I had a bummer of a dream last night, or this morning right before I woke up. Somehow I was hanging out with a bunch of neurologists in a social setting and when one of them met me he kind of gasped and exchanged looks with another one of them. And I said, "What," and he sort of shook his head and lowered his eyes but then took out his camera and took a picture of the back of my head. And when I insisted he finally said, well, it's pretty clear that you're missing the [something scientific] lobe. And he showed me on the back of the head where everyone else had sort of a large knob or a bump and I just had hair. And lo and behold as I looked around I noticed that feature on everyone but me. And I asked, well, what's in there? And he started naming a bunch of brain parts that sounded kind of important to me, even though I know nothing about brain anatomy -- "Well, there's the cortex, and the medulla, and the occipital lobe, and the blah blah blah." And he and the other guys around were sort of uncomfortable, and I began to realize that this was really serious. Like, I'll probably die. And, like, it's amazing I've managed this long with this brain that is really missing most of its important parts. I woke up feeling both amazed and proud of making do reasonably well for so long on an incomplete brain, and with this dawning sense of dread and limitation and mortality.
Yuck. I haven't really gotten over the dream yet, except with the slow relief that happens when you wake up thinking a dream is reality and during the course of the day start to remember that it wasn't, and isn't real.
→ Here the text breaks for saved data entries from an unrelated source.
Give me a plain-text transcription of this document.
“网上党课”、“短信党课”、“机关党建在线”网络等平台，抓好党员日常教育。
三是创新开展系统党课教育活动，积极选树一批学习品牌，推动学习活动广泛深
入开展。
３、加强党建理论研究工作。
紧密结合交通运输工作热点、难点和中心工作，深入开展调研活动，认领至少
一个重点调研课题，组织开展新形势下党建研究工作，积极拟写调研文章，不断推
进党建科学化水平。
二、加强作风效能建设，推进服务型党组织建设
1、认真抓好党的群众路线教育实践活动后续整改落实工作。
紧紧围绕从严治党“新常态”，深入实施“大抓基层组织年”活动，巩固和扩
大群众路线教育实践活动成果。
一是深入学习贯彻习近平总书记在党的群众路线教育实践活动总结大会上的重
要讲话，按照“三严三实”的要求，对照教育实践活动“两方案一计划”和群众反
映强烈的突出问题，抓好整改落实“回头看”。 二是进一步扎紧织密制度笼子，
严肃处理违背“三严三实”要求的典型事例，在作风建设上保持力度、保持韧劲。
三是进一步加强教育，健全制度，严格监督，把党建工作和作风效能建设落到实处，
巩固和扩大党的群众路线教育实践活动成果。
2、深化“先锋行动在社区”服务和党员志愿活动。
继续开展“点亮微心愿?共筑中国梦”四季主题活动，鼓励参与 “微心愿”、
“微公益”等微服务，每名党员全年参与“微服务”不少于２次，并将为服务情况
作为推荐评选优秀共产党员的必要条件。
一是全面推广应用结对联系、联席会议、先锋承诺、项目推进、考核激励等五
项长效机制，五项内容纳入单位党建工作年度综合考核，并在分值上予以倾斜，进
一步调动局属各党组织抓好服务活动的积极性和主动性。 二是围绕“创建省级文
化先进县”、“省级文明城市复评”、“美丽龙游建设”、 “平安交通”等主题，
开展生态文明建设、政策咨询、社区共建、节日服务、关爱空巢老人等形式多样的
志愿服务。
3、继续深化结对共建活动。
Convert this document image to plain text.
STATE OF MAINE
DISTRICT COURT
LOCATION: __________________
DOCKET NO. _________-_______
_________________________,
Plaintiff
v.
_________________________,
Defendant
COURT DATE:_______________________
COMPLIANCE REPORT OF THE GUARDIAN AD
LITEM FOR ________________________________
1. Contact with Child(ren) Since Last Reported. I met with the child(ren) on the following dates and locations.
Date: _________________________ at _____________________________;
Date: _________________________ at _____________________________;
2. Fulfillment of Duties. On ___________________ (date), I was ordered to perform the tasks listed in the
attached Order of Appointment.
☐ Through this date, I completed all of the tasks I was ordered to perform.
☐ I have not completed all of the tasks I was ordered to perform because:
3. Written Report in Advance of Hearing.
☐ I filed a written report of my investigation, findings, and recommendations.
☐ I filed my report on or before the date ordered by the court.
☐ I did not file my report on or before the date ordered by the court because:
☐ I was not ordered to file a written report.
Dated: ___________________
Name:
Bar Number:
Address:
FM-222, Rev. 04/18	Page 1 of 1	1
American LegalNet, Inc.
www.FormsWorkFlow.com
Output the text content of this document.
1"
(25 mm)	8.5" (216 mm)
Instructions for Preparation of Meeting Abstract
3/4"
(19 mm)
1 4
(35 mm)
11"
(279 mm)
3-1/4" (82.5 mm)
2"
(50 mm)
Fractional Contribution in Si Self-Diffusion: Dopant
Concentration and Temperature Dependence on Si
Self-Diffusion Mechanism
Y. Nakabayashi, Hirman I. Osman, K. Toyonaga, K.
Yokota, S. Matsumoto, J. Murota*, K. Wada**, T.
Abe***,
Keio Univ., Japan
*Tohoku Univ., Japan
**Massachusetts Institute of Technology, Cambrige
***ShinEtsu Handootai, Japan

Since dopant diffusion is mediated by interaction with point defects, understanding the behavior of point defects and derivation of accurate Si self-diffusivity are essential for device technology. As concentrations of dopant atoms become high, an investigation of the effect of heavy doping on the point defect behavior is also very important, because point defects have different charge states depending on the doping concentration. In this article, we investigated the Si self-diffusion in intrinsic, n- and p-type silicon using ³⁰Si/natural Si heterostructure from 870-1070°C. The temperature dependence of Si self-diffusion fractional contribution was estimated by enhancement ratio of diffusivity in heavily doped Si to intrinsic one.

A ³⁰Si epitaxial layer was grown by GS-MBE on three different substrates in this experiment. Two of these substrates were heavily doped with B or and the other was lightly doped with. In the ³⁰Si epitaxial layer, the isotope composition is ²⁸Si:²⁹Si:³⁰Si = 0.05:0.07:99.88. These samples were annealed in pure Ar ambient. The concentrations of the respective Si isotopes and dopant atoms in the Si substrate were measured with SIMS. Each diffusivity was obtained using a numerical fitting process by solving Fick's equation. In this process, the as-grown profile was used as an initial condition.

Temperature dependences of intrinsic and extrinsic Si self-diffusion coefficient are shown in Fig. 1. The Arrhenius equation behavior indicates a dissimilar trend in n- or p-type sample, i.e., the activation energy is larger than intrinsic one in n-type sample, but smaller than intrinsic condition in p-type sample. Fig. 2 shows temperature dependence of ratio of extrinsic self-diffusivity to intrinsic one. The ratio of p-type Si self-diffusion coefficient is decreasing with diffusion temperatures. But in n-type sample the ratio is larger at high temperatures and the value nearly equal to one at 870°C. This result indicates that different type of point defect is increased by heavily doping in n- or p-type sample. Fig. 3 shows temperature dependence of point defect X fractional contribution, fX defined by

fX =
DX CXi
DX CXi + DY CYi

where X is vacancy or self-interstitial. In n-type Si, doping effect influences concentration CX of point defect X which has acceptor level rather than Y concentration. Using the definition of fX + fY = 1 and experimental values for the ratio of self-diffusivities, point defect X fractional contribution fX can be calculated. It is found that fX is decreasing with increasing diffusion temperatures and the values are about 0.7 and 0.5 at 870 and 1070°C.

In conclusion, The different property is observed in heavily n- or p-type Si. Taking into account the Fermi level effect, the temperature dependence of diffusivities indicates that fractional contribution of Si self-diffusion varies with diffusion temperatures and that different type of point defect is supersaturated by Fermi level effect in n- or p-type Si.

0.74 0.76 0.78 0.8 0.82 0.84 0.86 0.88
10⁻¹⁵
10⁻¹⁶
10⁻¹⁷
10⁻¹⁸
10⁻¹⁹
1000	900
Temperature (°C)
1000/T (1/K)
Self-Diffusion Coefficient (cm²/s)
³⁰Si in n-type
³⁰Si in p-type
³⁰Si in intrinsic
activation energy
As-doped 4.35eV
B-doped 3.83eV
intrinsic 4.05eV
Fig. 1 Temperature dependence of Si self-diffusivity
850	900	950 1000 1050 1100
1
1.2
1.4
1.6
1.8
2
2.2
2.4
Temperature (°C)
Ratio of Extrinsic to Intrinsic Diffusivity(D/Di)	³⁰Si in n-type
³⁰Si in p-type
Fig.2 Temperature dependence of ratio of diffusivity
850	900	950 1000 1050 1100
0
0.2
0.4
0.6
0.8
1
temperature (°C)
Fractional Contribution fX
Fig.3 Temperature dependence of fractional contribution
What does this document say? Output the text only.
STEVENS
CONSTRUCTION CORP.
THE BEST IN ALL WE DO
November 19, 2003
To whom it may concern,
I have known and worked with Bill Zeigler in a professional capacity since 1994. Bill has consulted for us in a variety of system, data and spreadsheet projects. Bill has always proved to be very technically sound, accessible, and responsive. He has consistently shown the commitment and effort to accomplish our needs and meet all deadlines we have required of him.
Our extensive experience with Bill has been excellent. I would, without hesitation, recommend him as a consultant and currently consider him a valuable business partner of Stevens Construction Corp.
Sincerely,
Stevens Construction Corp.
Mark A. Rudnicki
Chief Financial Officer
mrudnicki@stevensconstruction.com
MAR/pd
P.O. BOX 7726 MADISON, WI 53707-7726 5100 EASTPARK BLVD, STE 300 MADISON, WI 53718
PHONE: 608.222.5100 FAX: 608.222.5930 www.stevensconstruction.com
That sounds like a creepy dream, but it made a good post as you recounted it. Unfortunately, I'm now going to ruin it. You mention that you haven't yet gotten over your dream. If you have not recovered by tonight, do your best to put into practice this old saying: "It's better to have a bottle in front of me than a frontal lobotomy." By tomorrow morning, you'll be fine. That's the prescription from Dr. Schaeffer.